Wednesday, September 07, 2005

Love That Dirty Water

(listening to: Two Words, Kanye West)

This morning I got a call from one of the staffing agencies I registered with when I got to town, about a job starting on Monday (keep your fingers crossed, I think I find out tomorrow), and she needed me to fill out a conflicts inquiry and fax it back to her. Sounds easy enough, right? Unfortunately, there were some Dorfman-esque factors that were complicating this otherwise simple procedure. Unfortunately, our printer is down, so I could view it online, but I couldn't print it out. I then got online and found a Kinko's nearby where I could print the form and fax it in, as long as I could put it onto a disc and take it with me. Unfortunately, Amanda's laptop doesn't have a floppy drive, only a cd-rom, and we're out of blank discs. My next step was to get online and find another Kinko's not-so-nearby (about 2 miles away) that has internet capabilities, so I could get online there, print out the form, and fax it in. Unfortunately, my car is sort of dead right now, and I couldn't drive to the Kinko's, so I set out on foot for what would amount to roughly 3.5 miles roundtrip.

Here's where the story brightens up. About a block and a half from the house, I see this Box Store whose window advertises fax services. I figure, what the hell, let's see if maybe they have a computer where I can get online and print this sumbitch. A quick look around once inside tells me they don't. I'm discouraged, about to turn around and continue my trek, when the proprieter pokes his head out from behind a rack of rolls of bubble wrap and says, "Hey, nice hat!"

You see, I'm a Red Sox Fan. I have a Red Sox hat. I like to wear my Red Sox hat, and I was wearing my Red Sox hat today. This dude, the Box Store dude, he's from Boston. Turns out that was the turning point of this adventure.

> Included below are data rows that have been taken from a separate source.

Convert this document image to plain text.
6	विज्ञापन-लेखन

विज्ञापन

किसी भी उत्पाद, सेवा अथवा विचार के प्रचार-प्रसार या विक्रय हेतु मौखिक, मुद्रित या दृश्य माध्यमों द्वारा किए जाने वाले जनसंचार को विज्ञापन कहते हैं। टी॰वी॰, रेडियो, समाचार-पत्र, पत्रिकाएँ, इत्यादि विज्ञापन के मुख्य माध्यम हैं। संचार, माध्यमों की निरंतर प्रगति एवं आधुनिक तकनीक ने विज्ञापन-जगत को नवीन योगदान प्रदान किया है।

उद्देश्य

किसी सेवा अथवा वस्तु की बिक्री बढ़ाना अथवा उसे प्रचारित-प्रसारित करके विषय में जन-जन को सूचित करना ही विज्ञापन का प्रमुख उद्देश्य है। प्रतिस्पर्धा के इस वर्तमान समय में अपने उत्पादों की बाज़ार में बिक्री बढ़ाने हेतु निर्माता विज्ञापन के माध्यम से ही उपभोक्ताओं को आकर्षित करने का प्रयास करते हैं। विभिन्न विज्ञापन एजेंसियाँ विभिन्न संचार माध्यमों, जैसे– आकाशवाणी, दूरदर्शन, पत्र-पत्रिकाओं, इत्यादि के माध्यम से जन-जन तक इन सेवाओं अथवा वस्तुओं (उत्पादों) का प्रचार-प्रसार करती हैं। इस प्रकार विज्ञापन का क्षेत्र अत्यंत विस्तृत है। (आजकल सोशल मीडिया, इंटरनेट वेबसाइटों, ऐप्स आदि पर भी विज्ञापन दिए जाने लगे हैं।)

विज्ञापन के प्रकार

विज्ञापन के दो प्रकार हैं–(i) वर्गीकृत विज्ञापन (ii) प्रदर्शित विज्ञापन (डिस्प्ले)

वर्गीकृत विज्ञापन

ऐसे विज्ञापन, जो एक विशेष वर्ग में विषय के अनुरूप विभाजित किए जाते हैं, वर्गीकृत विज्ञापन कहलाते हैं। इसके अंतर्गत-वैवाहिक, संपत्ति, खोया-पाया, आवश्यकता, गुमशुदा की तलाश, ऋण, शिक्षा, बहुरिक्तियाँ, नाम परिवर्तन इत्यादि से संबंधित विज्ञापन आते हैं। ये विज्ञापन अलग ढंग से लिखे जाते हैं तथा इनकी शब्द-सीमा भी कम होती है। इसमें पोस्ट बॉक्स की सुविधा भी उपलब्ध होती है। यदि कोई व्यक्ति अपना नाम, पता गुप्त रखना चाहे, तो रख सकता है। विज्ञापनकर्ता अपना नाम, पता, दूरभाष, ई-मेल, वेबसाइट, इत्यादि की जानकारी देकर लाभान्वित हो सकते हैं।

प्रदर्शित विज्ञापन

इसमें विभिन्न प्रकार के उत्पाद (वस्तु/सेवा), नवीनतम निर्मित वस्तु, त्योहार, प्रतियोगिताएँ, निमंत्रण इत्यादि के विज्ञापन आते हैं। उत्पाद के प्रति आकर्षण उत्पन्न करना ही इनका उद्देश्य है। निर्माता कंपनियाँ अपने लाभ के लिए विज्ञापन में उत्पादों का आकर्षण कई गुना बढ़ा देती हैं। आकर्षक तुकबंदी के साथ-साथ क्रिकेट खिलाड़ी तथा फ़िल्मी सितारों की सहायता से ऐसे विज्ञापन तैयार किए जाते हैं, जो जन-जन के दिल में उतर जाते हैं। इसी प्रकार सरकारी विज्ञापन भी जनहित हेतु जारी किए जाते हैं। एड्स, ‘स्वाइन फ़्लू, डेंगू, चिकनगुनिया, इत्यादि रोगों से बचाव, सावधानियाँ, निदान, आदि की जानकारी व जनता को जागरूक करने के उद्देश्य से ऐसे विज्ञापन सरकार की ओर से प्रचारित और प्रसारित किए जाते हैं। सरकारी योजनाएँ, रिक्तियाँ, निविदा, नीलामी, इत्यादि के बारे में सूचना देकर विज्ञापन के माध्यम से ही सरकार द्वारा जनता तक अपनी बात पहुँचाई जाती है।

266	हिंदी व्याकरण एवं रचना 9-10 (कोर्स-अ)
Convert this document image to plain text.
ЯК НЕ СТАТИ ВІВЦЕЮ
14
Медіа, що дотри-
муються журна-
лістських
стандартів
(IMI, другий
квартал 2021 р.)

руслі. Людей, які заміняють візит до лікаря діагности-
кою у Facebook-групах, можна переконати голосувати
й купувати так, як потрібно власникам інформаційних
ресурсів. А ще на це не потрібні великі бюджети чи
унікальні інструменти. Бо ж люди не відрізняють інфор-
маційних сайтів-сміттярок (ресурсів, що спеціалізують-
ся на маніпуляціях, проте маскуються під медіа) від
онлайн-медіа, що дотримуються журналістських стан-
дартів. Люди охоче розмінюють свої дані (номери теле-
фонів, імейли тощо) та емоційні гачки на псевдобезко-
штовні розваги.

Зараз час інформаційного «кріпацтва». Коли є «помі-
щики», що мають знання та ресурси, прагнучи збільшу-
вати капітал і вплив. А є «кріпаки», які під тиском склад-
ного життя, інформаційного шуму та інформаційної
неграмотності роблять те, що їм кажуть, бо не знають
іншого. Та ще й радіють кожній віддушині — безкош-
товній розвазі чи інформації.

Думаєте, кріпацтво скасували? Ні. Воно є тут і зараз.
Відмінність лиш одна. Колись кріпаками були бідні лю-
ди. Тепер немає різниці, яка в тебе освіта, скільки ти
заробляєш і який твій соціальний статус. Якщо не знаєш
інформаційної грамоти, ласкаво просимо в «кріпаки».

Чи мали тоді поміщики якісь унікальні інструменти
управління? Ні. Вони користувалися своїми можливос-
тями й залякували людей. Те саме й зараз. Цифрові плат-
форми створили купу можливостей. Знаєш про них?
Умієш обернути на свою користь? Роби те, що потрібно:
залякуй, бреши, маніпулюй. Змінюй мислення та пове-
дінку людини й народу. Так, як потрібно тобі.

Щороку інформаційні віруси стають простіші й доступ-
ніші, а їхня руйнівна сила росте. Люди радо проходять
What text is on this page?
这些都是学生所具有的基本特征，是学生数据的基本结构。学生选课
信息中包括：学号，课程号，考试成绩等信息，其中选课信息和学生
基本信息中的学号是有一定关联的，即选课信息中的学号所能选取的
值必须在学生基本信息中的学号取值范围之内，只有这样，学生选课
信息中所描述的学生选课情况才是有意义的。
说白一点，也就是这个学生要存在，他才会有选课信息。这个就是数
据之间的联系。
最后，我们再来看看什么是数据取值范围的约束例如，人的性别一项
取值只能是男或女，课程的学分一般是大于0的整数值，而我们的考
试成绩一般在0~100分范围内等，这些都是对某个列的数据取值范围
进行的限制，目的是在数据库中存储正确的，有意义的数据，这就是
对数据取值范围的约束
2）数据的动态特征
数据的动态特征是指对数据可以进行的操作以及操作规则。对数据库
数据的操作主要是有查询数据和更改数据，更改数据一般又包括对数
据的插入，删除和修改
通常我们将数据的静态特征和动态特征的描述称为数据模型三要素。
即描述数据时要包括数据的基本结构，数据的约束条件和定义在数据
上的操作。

I asked him, "I see that you have fax services, but I need to print something out from an email and fax it in, do you also have a terminal where I could get online and print it??" He thinks for a minute and says,

"No, I don't ... but fahk it, you're a sawks fan, come on back."

He sets me up in his office, lets me get online on his computer, print out my 10-pager, sit there and fill it out, then faxes it in for me, and charges me way less than full price for the faxes. Unbelievable. Along the way, I picked up a few pieces of information:

1. His name is, quite predictably, Sean. I couldn't make this up. I don't know what his last name is, but I'm guessing it's either Sullivan or Murphy.

2. His father died in the mid-80's. His dying declaration was "Those fahkin' sawks."

3. Sean "shawt his wahd on the sawks" last season. He "watched Bucky Dent and Bucknah" and he just needs a rest. Maybe next season, he said, he'll be able to really follow them again.

4. If I wanted to go to Thailand, a roundtrip ticket might cost me around $700, but while I'm there, I can stay at a nice hotel with a pool for around $20 a night, and I could also get two hookers for the whole night for 30 bucks. Anybody got $750 I can borrow?? Just kidding, of course. Ha ha. Umm....

Anyway, Sean has restored some of my faith in humanity, not to mention the common bond of the Red Sox Fan.

In other news, I'd like to add that the title of this post has somewhat of a double entendre today. As I type this, there's a guy here to fix the disposal in the kitchen sink. A second ago, he says to me, "this stuff is gross because it's got food in it, it ain't just dirty water."

You got that straight, buddy. It ain't just dirty water.